Government agencies, councils and media archives are sitting on billions of redundant image files — and the storage bill is climbing fast.

By Sydney News Desk · Published 5 July 2026, 5:11 am

3 min read

Sydney's Duplicate Image Problem: The Numbers Driving a Digital Cleanup Across NSW
Photo: Photo by Rohi Bernard Codillo on Pexels

NSW government departments collectively hold an estimated tens of millions of digital image files across shared drives, content management systems and cloud storage — and a significant portion of those files are exact or near-exact duplicates. That's the core finding driving a quiet but accelerating push among Sydney-based public sector IT teams to audit and replace redundant visual assets before the 2026-27 budget cycle locks in another year of inflated storage contracts.

The timing matters. With the Minns government under pressure on public spending and the NSW Department of Customer Service mid-way through a broader digital transformation program, agencies are being asked to justify every line of their cloud infrastructure costs. Duplicate image files — historically treated as a minor nuisance — have emerged as a surprisingly large contributor to avoidable expenditure.

The Scale of the Problem in Sydney's Public Sector

Digital asset management specialists working with Sydney councils say the duplication rate inside large unmanaged repositories typically sits between 30 and 40 per cent by file count. A single communications team cycling through stock photography, campaign imagery and event photography over five years can accumulate upwards of 200,000 files, with a third of those sharing pixel-identical or near-identical content with another file already in the system.

The City of Sydney Council's digital asset library, maintained through its communications and engagement directorate at Town Hall House on George Street, is understood to be among the larger municipal image repositories in the state. Councils in Western Sydney — including Cumberland Council, which serves suburbs from Merrylands to Wentworthville — have faced similar challenges as amalgamation in 2016 merged multiple incompatible legacy systems into a single environment without a full deduplication pass.

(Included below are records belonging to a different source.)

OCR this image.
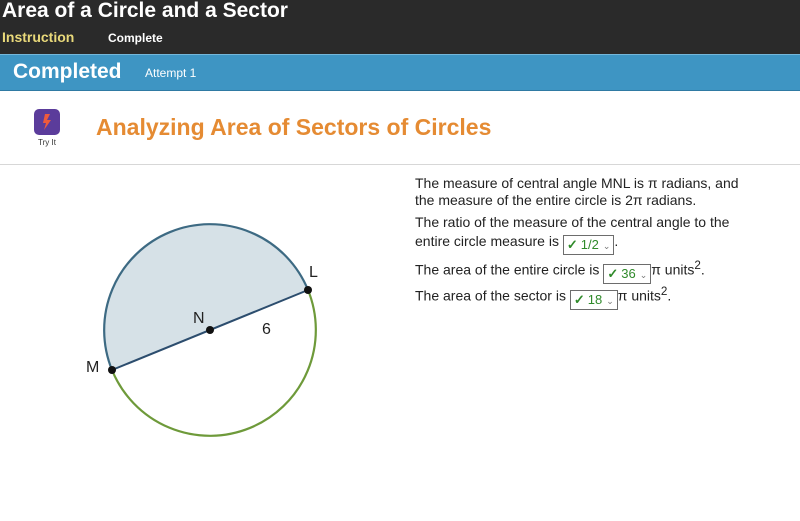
Area of a Circle and a Sector
Instruction	Complete
Completed Attempt 1
Try It
Analyzing Area of Sectors of Circles
M
N
L
6
The measure of central angle MNL is π radians, and
the measure of the entire circle is 2π radians.
The ratio of the measure of the central angle to the
entire circle measure is ✓ 1/2 ⌄ .
The area of the entire circle is ✓ 36 ⌄ π units$^2$.
The area of the sector is ✓ 18 ⌄ π units$^2$.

The financial case for cleaning up those repositories is straightforward. Cloud storage pricing from major Australian providers currently runs at roughly $0.023 per gigabyte per month for standard-tier object storage. A repository carrying 2 terabytes of duplicate imagery — not unusual for a mid-sized council — costs around $552 a year in raw storage alone, before factoring in backup, redundancy and egress charges that can multiply that figure three to four times. Across dozens of agencies and 33 metropolitan councils, the aggregate waste adds up quickly.

Deduplication Tools and What Comes Next

The replacement process — identifying duplicates, selecting the canonical version of an image, and purging or archiving the rest — is now largely automated through software using perceptual hashing algorithms. These tools compare images not just byte-for-byte but visually, catching resized, recompressed or lightly edited versions of the same original photograph. Sydney-based digital archiving firm Arkive Systems, which has worked with cultural institutions including the State Library of NSW on Macquarie Street, has been pitching this class of tooling to local government clients since early 2025.

State Library NSW itself underwent a partial digital collection audit in 2024 as part of its broader digitisation program, which has been running since 2021. The library holds millions of photographic items, many digitised from physical originals, and duplication across different scanning batches has been an acknowledged complication in its cataloguing workflow.

For organisations still running manual reviews, the arithmetic is punishing. A human reviewer assessing image duplicates at a rate of 500 files per hour would need roughly 400 hours to check a 200,000-file repository — equivalent to ten full working weeks for a single staff member. Automated deduplication tools marketed to the NSW government sector advertise processing speeds of 50,000 to 100,000 images per hour, reducing that workload to a matter of hours with a review queue rather than a full audit.

Agencies yet to begin this work should treat the current financial year as the window to act. The NSW Government's Whole of Government ICT Strategic Plan flags cloud cost optimisation as a priority through to 2027. Departments that can demonstrate reduced storage overhead before their next budget submission will be better placed to argue for discretionary technology investment elsewhere. For councils in the city's west still carrying the legacy burden of 2016 amalgamations, a deduplication pass is overdue — and the numbers now make the case more clearly than any policy directive has managed to.